What to do with the user behavior data?
Once you have collected different types of data, conducting user behavior analysis becomes much easier.
Take onboarding completion rates, for example:
- Autocapture data shows that 60% of users drop off at the integration setup step.
- Survey responses point to confusion about technical requirements.
- Session recordings reveal users hesitating on the API key page, repeatedly clicking the help icon, and eventually dropping off.
This three-dimensional view specifies that you need to provide better guidance about technical requirements to influence user behavior positively. It’s not just a vague “users aren’t completing onboarding” problem.
User behavior analytics tools to track user behavior data
As we’ve seen, relying on any single type of data to analyze user behavior gives you an incomplete and potentially misleading view.
Therefore, a good user behavior analytics tool should let you collect quantitative, qualitative, and visual data together. Here’s how some of the best-known names compare.
Feature/Tool | Userpilot | Pendo | Amplitude | Mixpanel | Appcues |
Auto capture/ Event tracking | ✅ | ✅ | ✅ | ❌ | ✅ |
Analytics dashboards | ✅ | ✅ | ✅ | ✅ | ✅ |
A/B testing | ✅ | ✅ | ✅ | ✅ | ✅ |
Surveys | ✅ | ✅ | ❌ | ❌ | ✅ |
Cohort Analysis | ✅ | ✅ | ✅ | ✅ | ✅ |
Path Analysis | ✅ | ✅ | ✅ | ✅ | ✅ |
Funnel Analysis | ✅ | ✅ | ✅ | ✅ | ❌ |
Session Replay | ✅ | ✅ | ✅ | ✅ | ❌ |
User Segmentation | ✅ | ✅ | ✅ | ✅ | ✅ |
Now, let’s examine the pricing structure of these user behavior analytics tools.
- Pendo offers custom enterprise pricing ranging from $25,800 to $132,400 annually, according to Vendr’s contract data. Final costs vary based on usage and selected features.
- Amplitude pricing starts at $588 annually for basic features. Enterprise customers receive custom pricing based on advanced feature requirements and usage volume.
- Mixpanel offers Growth plans starting at $288 annually. Additional features and higher usage limits are available through custom pricing.
- Appcues pricing begins at $3,000 annually. Like other platforms, pricing scales with feature access and usage requirements.
But if you look at the feature table above, Pendo and Userpilot are the only user behavior analytics tools offering all-in-one solutions. However, their approaches differ significantly.

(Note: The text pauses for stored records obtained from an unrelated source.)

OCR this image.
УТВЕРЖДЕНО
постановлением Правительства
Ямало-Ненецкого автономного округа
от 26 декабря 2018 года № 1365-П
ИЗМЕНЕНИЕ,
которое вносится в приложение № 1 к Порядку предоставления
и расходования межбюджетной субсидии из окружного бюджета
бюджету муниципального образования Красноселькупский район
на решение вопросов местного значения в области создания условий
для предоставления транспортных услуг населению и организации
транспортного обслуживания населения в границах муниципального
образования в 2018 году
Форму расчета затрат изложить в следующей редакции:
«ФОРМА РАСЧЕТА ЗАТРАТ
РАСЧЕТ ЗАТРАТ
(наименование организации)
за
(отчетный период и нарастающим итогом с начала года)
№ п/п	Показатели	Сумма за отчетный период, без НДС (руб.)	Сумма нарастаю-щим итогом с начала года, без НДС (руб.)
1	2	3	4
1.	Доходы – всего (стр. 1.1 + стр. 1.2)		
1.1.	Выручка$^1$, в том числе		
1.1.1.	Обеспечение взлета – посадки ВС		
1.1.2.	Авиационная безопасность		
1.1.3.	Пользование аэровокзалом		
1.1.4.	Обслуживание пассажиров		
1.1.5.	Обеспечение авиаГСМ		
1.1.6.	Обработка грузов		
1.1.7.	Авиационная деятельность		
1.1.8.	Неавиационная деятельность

Pendo targets enterprises with complex usage-based pricing that can fluctuate monthly based on a product’s growth. This requires constant monitoring of usage limits.
In contrast, Userpilot delivers the same comprehensive feature set with transparent, predictable pricing starting at $2,988 annually.
The session replays add-on is available in the Growth plan at $9,588 annually. This includes all core features for user behavior analysis and clear scaling options as your product growth.
“High price was one of the decision criteria to move from Pendo because we were paying lots, and we were not using it.” – Leyre Iniguez, Customer Experience Lead at Cuvama
If you want to know more about how Userpilot’s user behavior analytics features can help you, book a demo here!
FAQ
What is user behavior?
User behavior refers to how users interact with a product, the actions they take, the paths they follow, and the choices they make on your product’s user interface.
What is an example of user behavior data?
A user’s time spent on your product’s dashboard is a typical example of behavior data. This metric directly indicates how engaging and valuable customers find your user interface. Other examples include feature usage frequency, button clicks, form completion rates, and drop-off points in workflows.
What is the user behavior theory?
User behavior theory helps predict user behavior and explains why users take specific actions by examining patterns, motivations, and contextual factors that influence their decisions when interacting with products.
What is user behavior interaction?
User behavior interaction refers to the direct engagement between users and interface elements, including both intentional actions (like clicking a button) and unintentional behaviors (like hesitation before making a choice).